One of the advantages of embracing hyper-availability is that companies respond faster to any business need. Not only can they extract valuable insight from their data, but they can also significantly improve efficiencies across operations. And since data has become an indispensable tool for any enterprise today, it does not matter what industry sector the company focuses on, hyper-availability can provide competitive advantage.

As much as gaining insight and streamlining operations are beneficial, the digital business landscape requires more if stakeholders are to view the organisation as truly different. That is why hyper-availability empowers decision-makers to deliver new digital services they would not previously have considered.

For South African businesses, having access to actionable insights delivered in such a way to add to competitive advantage means they can focus more on strategic delivery and less on data management.

Consumers and business customers have become increasingly resistant to those organisations unable to deliver products and services tailored for their needs.

Intelligence applied differently

Hyper-availability is therefore more than just a business continuity or disaster recovery add-on. It is the means to drive business change and develop bespoke solutions based on data analysis. Intelligent data management underpins this approach and optimises the value to be gained from data.
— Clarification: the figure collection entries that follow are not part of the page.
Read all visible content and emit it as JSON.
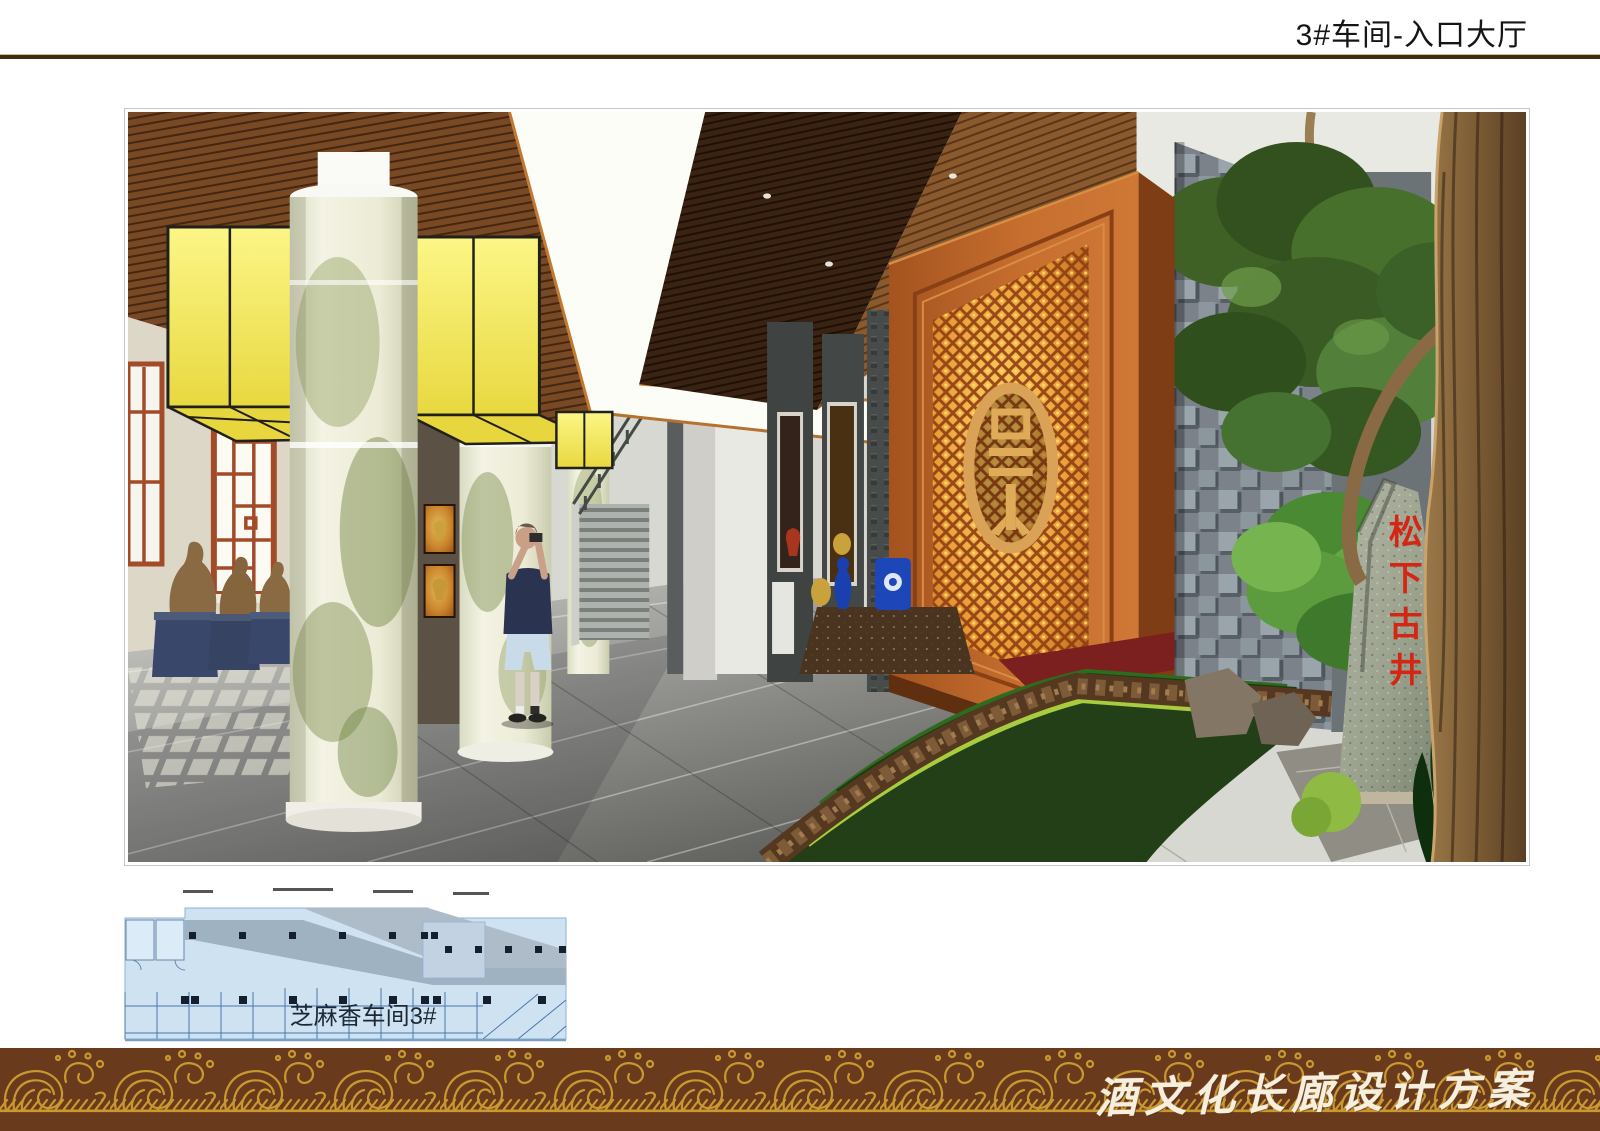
{
  "header": {
    "title": "3#车间-入口大厅"
  },
  "footer": {
    "brand_text": "酒文化长廊设计方案"
  },
  "floor_plan": {
    "label": "芝麻香车间3#"
  },
  "scene": {
    "description": "入口大厅效果图",
    "stone_inscription": "松下古井",
    "emblem_character": "景"
  },
  "colors": {
    "rule_brown": "#3f2c12",
    "band_brown": "#6a3a1d",
    "band_gold": "#c9992f",
    "footer_text": "#f7efdd",
    "plan_fill": "#cfe2f2",
    "plan_corridor": "#9fb2c2",
    "plan_line": "#4a78a8",
    "plan_text": "#1c2836",
    "stone_text_red": "#d42614",
    "orange_wall": "#bb6228",
    "lightbox_yellow": "#f2e95e",
    "ceiling_wood": "#7a4a22"
  }
}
Data is the driving force behind identifying new market opportunities and understanding what existing customers require. Not having access to it means a business quickly loses relevancy to those who can. But just accessing data is not good enough. This is where intelligent data management comes to the foreground. Considering how much data is available to manage, it should not be surprising that abusing (or rather mismanaging) is a very real risk.

Embracing a hyper-availability strategy mitigates this to an extent but decision-makers still need to embrace all its tenets.

South African companies are in a prime position to take what is happening in other parts of the world and adding a uniquely African spin to it, given the level of innovation occurring in addressing infrastructure challenges. Hyper-availability should form part of this.

By Kate Mollett, regional manager for South Africa at Veeam.